Frank built a corral for their chickens, guineas, horses and later a cow.  Mildred hauled water in barrels from Shoot’s well by horse and wagon and stored it in the cistern.

Frank started to work at the Snodgrass Food Company general store and post office in Wilson Switch.  The post office was in the store.  He drove five miles morning and evening in a horse and buggy in the bitter cold and deep snow of the Colorado winters.  Frank hired young Travis Patton, of Wilson Switch to paint and care for his crop and garden.
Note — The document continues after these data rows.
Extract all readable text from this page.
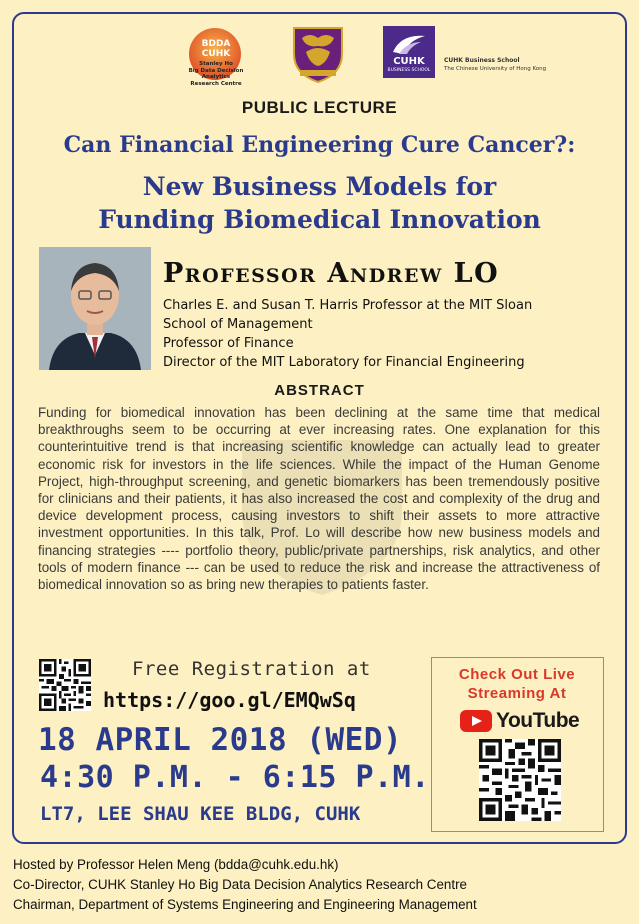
BDDA
CUHK
Stanley Ho
Big Data Decision Analytics
Research Centre
CUHK
BUSINESS SCHOOL
CUHK Business School
The Chinese University of Hong Kong
PUBLIC LECTURE
Can Financial Engineering Cure Cancer?:
New Business Models for
Funding Biomedical Innovation
Professor Andrew LO
Charles E. and Susan T. Harris Professor at the MIT Sloan
School of Management
Professor of Finance
Director of the MIT Laboratory for Financial Engineering
ABSTRACT
Funding for biomedical innovation has been declining at the same time that medical breakthroughs seem to be occurring at ever increasing rates. One explanation for this counterintuitive trend is that increasing scientific knowledge can actually lead to greater economic risk for investors in the life sciences. While the impact of the Human Genome Project, high-throughput screening, and genetic biomarkers has been tremendously positive for clinicians and their patients, it has also increased the cost and complexity of the drug and device development process, causing investors to shift their assets to more attractive investment opportunities. In this talk, Prof. Lo will describe how new business models and financing strategies ---- portfolio theory, public/private partnerships, risk analytics, and other tools of modern finance --- can be used to reduce the risk and increase the attractiveness of biomedical innovation so as bring new therapies to patients faster.
Free Registration at
https://goo.gl/EMQwSq
18 APRIL 2018 (WED)
4:30 P.M. - 6:15 P.M.
LT7, LEE SHAU KEE BLDG, CUHK
Check Out Live
Streaming At
YouTube
Hosted by Professor Helen Meng (bdda@cuhk.edu.hk)
Co-Director, CUHK Stanley Ho Big Data Decision Analytics Research Centre
Chairman, Department of Systems Engineering and Engineering Management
The store in Wilson Switch was owned by Thomas F. Snodgrass and managed by Henry Stage.  Frank worked with Henry Stage, Preston Bransetter and Virgil Rather.  Historically it is interesting to note that this store was the fourth store in the Snodgrass Fodd Company chain of stores with headquarters in Trinidad. Thomas F. Snodgrass was president-general manager, Thomas W. Heneritze was purchasing agent and E.A. Seigfried executive secretary.  Stores were in Trinidad, Ludlow, Raton, Wilson Switch (also called Coloflats and later Branson), La Junta, Lamar, and Clayton.  This chain of stores, after combing with Mc Marr and Piggly Wiggly chains, became Safeway Stores Incorporated with headquarters in Denver.  Frank was in partnership for 26 years with Ton Henritize and Mr, Snodgrass.  Supplies were purchased from the Sherman Mercantile Supply, the Coulson Wholesale Supply, Sawaya, and Azar Wholesale, Hausman Drug, the Trinidad Creamery and Trinidad Bakery, as well as business in Trinidad. He banked at the Branson Citizens State Bank until it closed and then at the First National Bank of Trinidad.  Reuby Choate, formally of Branson, had worked at both of these banks.

At this early time (1915) there were fire places of business in Wilson Switch: small shacks here and there.  There was a feed store, a blacksmith shop, a clothing store and a furniture store.  The outlying area was fast becoming well settled by homesteaders.

To Mildred and Frank was born in November, 1916 on the homestead, another girl, Irene Edna.  Irene while only a girl showed her courageous nature.  At times of urgent need she always could be depended on to come to champion their cause and fearing nothing.  She learned to be a gifted dress designer and maker and enjoys the sewing crafts.  She can make anything she so desired with skill.

Irene married Lennarde Blaisdell and raised three daughters: Beverly, Sharon and Donna.  Lennarde worked for the U. S. Government as a military aircraft jet engine mechanic.  He is now retired.  They now make their home at Dulzura, California near San Diego.  Lennarde is an ordained minister and they conduct services for the rest home people.  They are of great help to hundreds of people and many lives have been helped and changed to serve the Lord.  Irene is a strong believer in the Lord and an inspiration to all who know her.